Folle…

Publié le par Gérard PIEL

Voici la 9e nouvelle, toute ressemblance avec des personnes existantes ou ayant existé serait purement fortuite. Âme sensible s’abstenir.

 

Si vous lisez ce mot, n’attendez pas pour avertir la police !

Voilà comment débute le papier que je viens de ramasser sous les fenêtres de l’asile St Eustache. Ça continue ainsi :

Je m’appelle Marine, je suis enfermée là depuis douze ans. A l’époque j’avais dix ans et cela faisait des mois que mon père me violait régulièrement avec la complicité passive de ma mère. A chaque fois que j’ai voulu lui parler, elle me tournait le dos et, quand elle s’absentait, il en profitait.

A dix ans avec un papa violeur qui vous susurre des gentils mots, qui vous câline, vous restez pétrifié comme hypnotisé. Puis la honte, la haine qui vous gagne, qui efface tous les autres sentiments, même la peur. Je n’en pouvais plus, je me détestais et lui, plus encore.

Cet après-midi là j’étais dans ma chambre, un ciseau caché sous mon livre posé sur la table de nuit. J’avais regardé sur Internet, le plus facile c’était le cou, la veine jugulaire. Avec un peu de chance, j’en toucherais une.

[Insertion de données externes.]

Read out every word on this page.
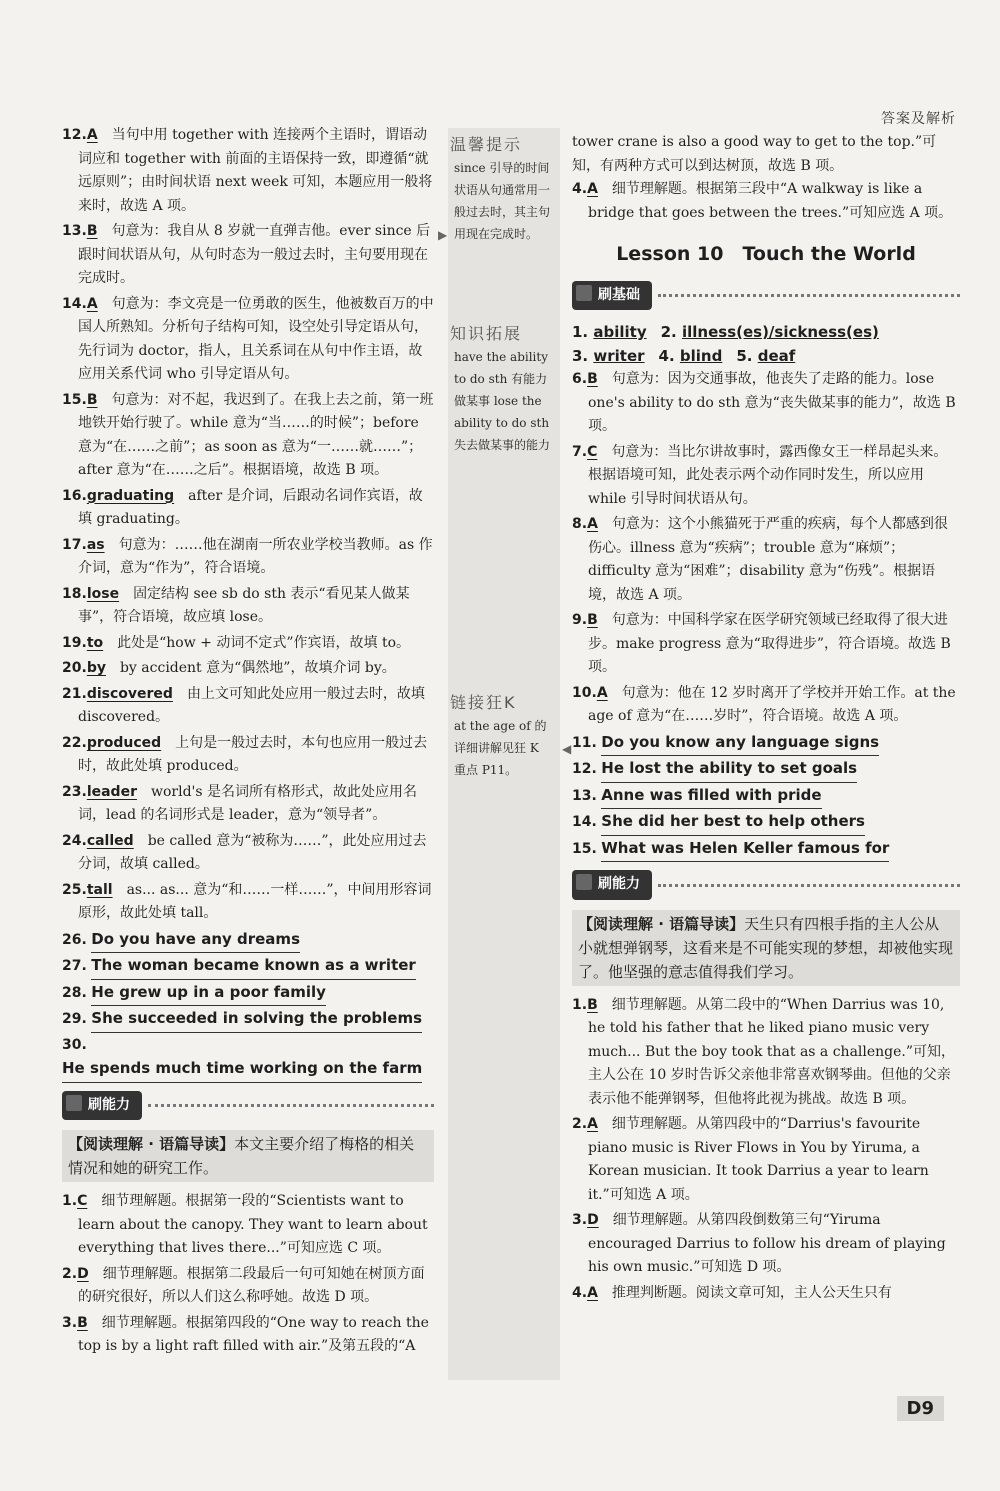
答案及解析
12.A　 当句中用 together with 连接两个主语时，谓语动词应和 together with 前面的主语保持一致，即遵循“就远原则”；由时间状语 next week 可知，本题应用一般将来时，故选 A 项。
13.B　 句意为：我自从 8 岁就一直弹吉他。ever since 后跟时间状语从句，从句时态为一般过去时，主句要用现在完成时。
14.A　 句意为：李文亮是一位勇敢的医生，他被数百万的中国人所熟知。分析句子结构可知，设空处引导定语从句，先行词为 doctor，指人，且关系词在从句中作主语，故应用关系代词 who 引导定语从句。
15.B　 句意为：对不起，我迟到了。在我上去之前，第一班地铁开始行驶了。while 意为“当……的时候”；before 意为“在……之前”；as soon as 意为“一……就……”；after 意为“在……之后”。根据语境，故选 B 项。
16.graduating　 after 是介词，后跟动名词作宾语，故填 graduating。
17.as　 句意为：……他在湖南一所农业学校当教师。as 作介词，意为“作为”，符合语境。
18.lose　 固定结构 see sb do sth 表示“看见某人做某事”，符合语境，故应填 lose。
19.to　 此处是“how + 动词不定式”作宾语，故填 to。
20.by　 by accident 意为“偶然地”，故填介词 by。
21.discovered　 由上文可知此处应用一般过去时，故填 discovered。
22.produced　 上句是一般过去时，本句也应用一般过去时，故此处填 produced。
23.leader　 world's 是名词所有格形式，故此处应用名词，lead 的名词形式是 leader，意为“领导者”。
24.called　 be called 意为“被称为……”，此处应用过去分词，故填 called。
25.tall　 as... as... 意为“和……一样……”，中间用形容词原形，故此处填 tall。
26. Do you have any dreams
27. The woman became known as a writer
28. He grew up in a poor family
29. She succeeded in solving the problems
30. He spends much time working on the farm
刷能力
【阅读理解 · 语篇导读】本文主要介绍了梅格的相关情况和她的研究工作。
1.C　 细节理解题。根据第一段的“Scientists want to learn about the canopy. They want to learn about everything that lives there...”可知应选 C 项。
2.D　 细节理解题。根据第二段最后一句可知她在树顶方面的研究很好，所以人们这么称呼她。故选 D 项。
3.B　 细节理解题。根据第四段的“One way to reach the top is by a light raft filled with air.”及第五段的“A
温馨提示
since 引导的时间状语从句通常用一般过去时，其主句用现在完成时。
知识拓展
have the ability to do sth 有能力做某事 lose the ability to do sth 失去做某事的能力
链接狂K
at the age of 的详细讲解见狂 K 重点 P11。
▶
◀
tower crane is also a good way to get to the top.”可知，有两种方式可以到达树顶，故选 B 项。
4.A　 细节理解题。根据第三段中“A walkway is like a bridge that goes between the trees.”可知应选 A 项。
Lesson 10　Touch the World
刷基础
1. ability 2. illness(es)/sickness(es)
3. writer 4. blind 5. deaf
6.B　 句意为：因为交通事故，他丧失了走路的能力。lose one's ability to do sth 意为“丧失做某事的能力”，故选 B 项。
7.C　 句意为：当比尔讲故事时，露西像女王一样昂起头来。根据语境可知，此处表示两个动作同时发生，所以应用 while 引导时间状语从句。
8.A　 句意为：这个小熊猫死于严重的疾病，每个人都感到很伤心。illness 意为“疾病”；trouble 意为“麻烦”；difficulty 意为“困难”；disability 意为“伤残”。根据语境，故选 A 项。
9.B　 句意为：中国科学家在医学研究领域已经取得了很大进步。make progress 意为“取得进步”，符合语境。故选 B 项。
10.A　 句意为：他在 12 岁时离开了学校并开始工作。at the age of 意为“在……岁时”，符合语境。故选 A 项。
11. Do you know any language signs
12. He lost the ability to set goals
13. Anne was filled with pride
14. She did her best to help others
15. What was Helen Keller famous for
刷能力
【阅读理解 · 语篇导读】天生只有四根手指的主人公从小就想弹钢琴，这看来是不可能实现的梦想，却被他实现了。他坚强的意志值得我们学习。
1.B　 细节理解题。从第二段中的“When Darrius was 10, he told his father that he liked piano music very much... But the boy took that as a challenge.”可知，主人公在 10 岁时告诉父亲他非常喜欢钢琴曲。但他的父亲表示他不能弹钢琴，但他将此视为挑战。故选 B 项。
2.A　 细节理解题。从第四段中的“Darrius's favourite piano music is River Flows in You by Yiruma, a Korean musician. It took Darrius a year to learn it.”可知选 A 项。
3.D　 细节理解题。从第四段倒数第三句“Yiruma encouraged Darrius to follow his dream of playing his own music.”可知选 D 项。
4.A　 推理判断题。阅读文章可知，主人公天生只有
D9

Ma mère était partie, il est entré, il m’a abreuvé de : « ma petite princesse », « ma chérie », « je t’aime ». J’avais envie de vomir quand il a abaissé mon jogging pour me caresser, mes dents ont grincé. Il est monté sur moi, ma main tâtonnait sous le livre, ça y est je le tenais, quand il m’a littéralement écrasé de tout son poids. Un âne mort, mort il l’était, juste un râle et plus rien. Je n’avais rien fait. Je suffoquais. J’ai compris que j’étais prisonnière sous ce tas de viande. J’ai hurlé, appelé, personne ne m’entendait. Alors, je me suis glissée petit à petit, centimètre de peau par centimètre de peau, enfin libre !

Dans le couloir, j’ai tapé chez les voisins. Plus aucun son ne sortait de ma bouche. Ils m’ont suivi mais n’ont pas tout compris. Ils ont appelé la police. Les flics sont arrivés en même temps que ma mère qui m’a dit : « qu’est-ce que tu as fait ? ».Je lui ai sauté dessus, griffé, tapé.

Les policiers m’ont amené au poste puis à l’hôpital, les médocs ont commencé et n’ont jamais cessé. Cela fait seulement dix jours que je simule la prise des pastilles, voilà pourquoi j’écris ce mot, sauvez-moi !

En terminant la lecture, j’entrai dans la cour de l’asile en demandant que Madame Têtard, l’infirmière en chef me rejoigne immédiatement dans mon bureau.

- Regardez ce que j’ai trouvé. Vous savez ce qui vous reste à faire.